Morrison's authority comes from being part of the establishment. She was educated at the black-only Howard University in Washington in the late 1940s and now occupies a professorship at Princeton. She was also the first African-American woman to appear on the cover of Newsweek and had her 1981 novel Tar Baby on the New York Times bestseller lists for four months.
Her lack of security comes from being a member of a marginalised race and, as a result, for some time she has managed to upset both sides with her unsettling books. Her poetic, slightly mythical approach to controversial subjects such as slavery, infanticide and incest has infuriated those who want a direct, unequivocal approach; her popularity with white readers has caused some to accuse her of pandering to European models of writing.
Love: A Novel won't silence those critics any more than her previous novels have. Here she tells once more of secret loves thwarted; of the abuse of women and children by the men closest to them; of deep racial divisions and oppressions. The multiple stories that make up Love: A Novel - there are many narrators - all centre around one man, Bill Cosey, who epitomised the successful, middle- class blacks of the 1950s. These people prospered through segregation because they became lawyers, teachers and doctors in their own black communities, quite happy to ignore, and be ignored by, whites. Cosey, the son of a police informer, has built his own business, a classy, blacks-only hotel in the coastal suburb of UpBeach. It is an expensive place, which only the most well-to-do can afford to frequent.
After the death of his only son, however, he falls apart, and it is left to his daughter-in-law, May, to keep the hotel going, with help from L, the female chef. May also has a daughter, Christine, to bring up, and one day, when Christine and her friend Heed, are out playing, Cosey runs into them. When Heed reaches the age of 11, Cosey marries her, causing a split between the two little girls.
We hear from L herself who is, the story transpires, now dead. We hear from an elderly Heed, reclusive, fearful and waited on by a vengeful, equally elderly Christine who delights in feeding her things she doesn't like; we hear from Christine herself, who reveals much of her relationship with her mother, May, whom she disliked; we hear from Sandler Gibbons, who used to go fishing with Cosey, and whose grandson, Remon, is mixed up with a bad crowd of young men whose speciality is gang rape.

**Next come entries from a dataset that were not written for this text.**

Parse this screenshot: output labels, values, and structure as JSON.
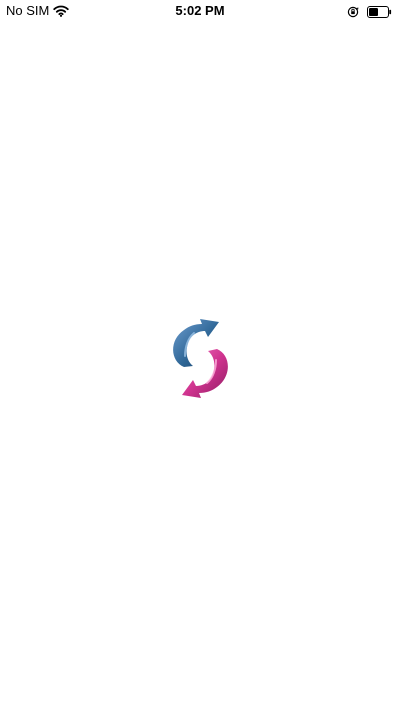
{
  "status_bar": {
    "carrier": "No SIM",
    "time": "5:02 PM",
    "battery_level": 0.5,
    "icons": {
      "wifi": "wifi-icon",
      "orientation_lock": "orientation-lock-icon",
      "battery": "battery-icon"
    }
  },
  "splash": {
    "logo_icon": "refresh-arrows-icon",
    "colors": {
      "blue_arrow": "#2f6797",
      "magenta_arrow": "#d0338f"
    }
  }
}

And we hear from Junior Viviane, a girl from the Settlements a forgotten, wild area, who comes to work for Heed and becomes involved with Remon.
To Morrison fans, there's much here that is familiar. The issue of women (or girls) divided by a man has been covered in the 1973 novel Sula; the abuse of women and children is present in just about every work, and the issue of segregation was raised also in Song of Solomon (1977) and Tar Baby.
The shifting time frames, the beautiful musicality of the writing - "In unlit places without streetlamps or yelping neon, night is profound and often comes with ease" - and the need for self- invention are all present here too, along with those other themes.
Dominating them all, however, is the sense of home - a home which Christine and Heed fight over (Cosey has left everything to "his sweet Cosey child", whoever that may be); a home that Junior fantasises about, never having known one; a home which Cosey himself tried to build then damaged when he took an 11-year-old as his wife; a home which L never really belonged to. Set against the backdrop of the beginning of the end of segregation, it shows a home built on shifting sands - literally. The Cosey Hotel and Resort has been covered by water for years as the coastal landscape shifted, just as the political sense of "home" changes in the years following integration.
Sometimes the lack of a home produces the best writing - one only need think of those writers in exile, like Joyce, who wrote great works while separated from their homeland. To be in exile within one's homeland, however, is something altogether different, and it produces work that is no less great. To those critics who may feel that Toni Morrison has produced something lesser, or something all- too-familiar, I would echo Lorna Sage's words and point out that the lack of "a safe place to write from" will always be a staple of Morrison's work. And perhaps we'll always need reminding of precisely what that means.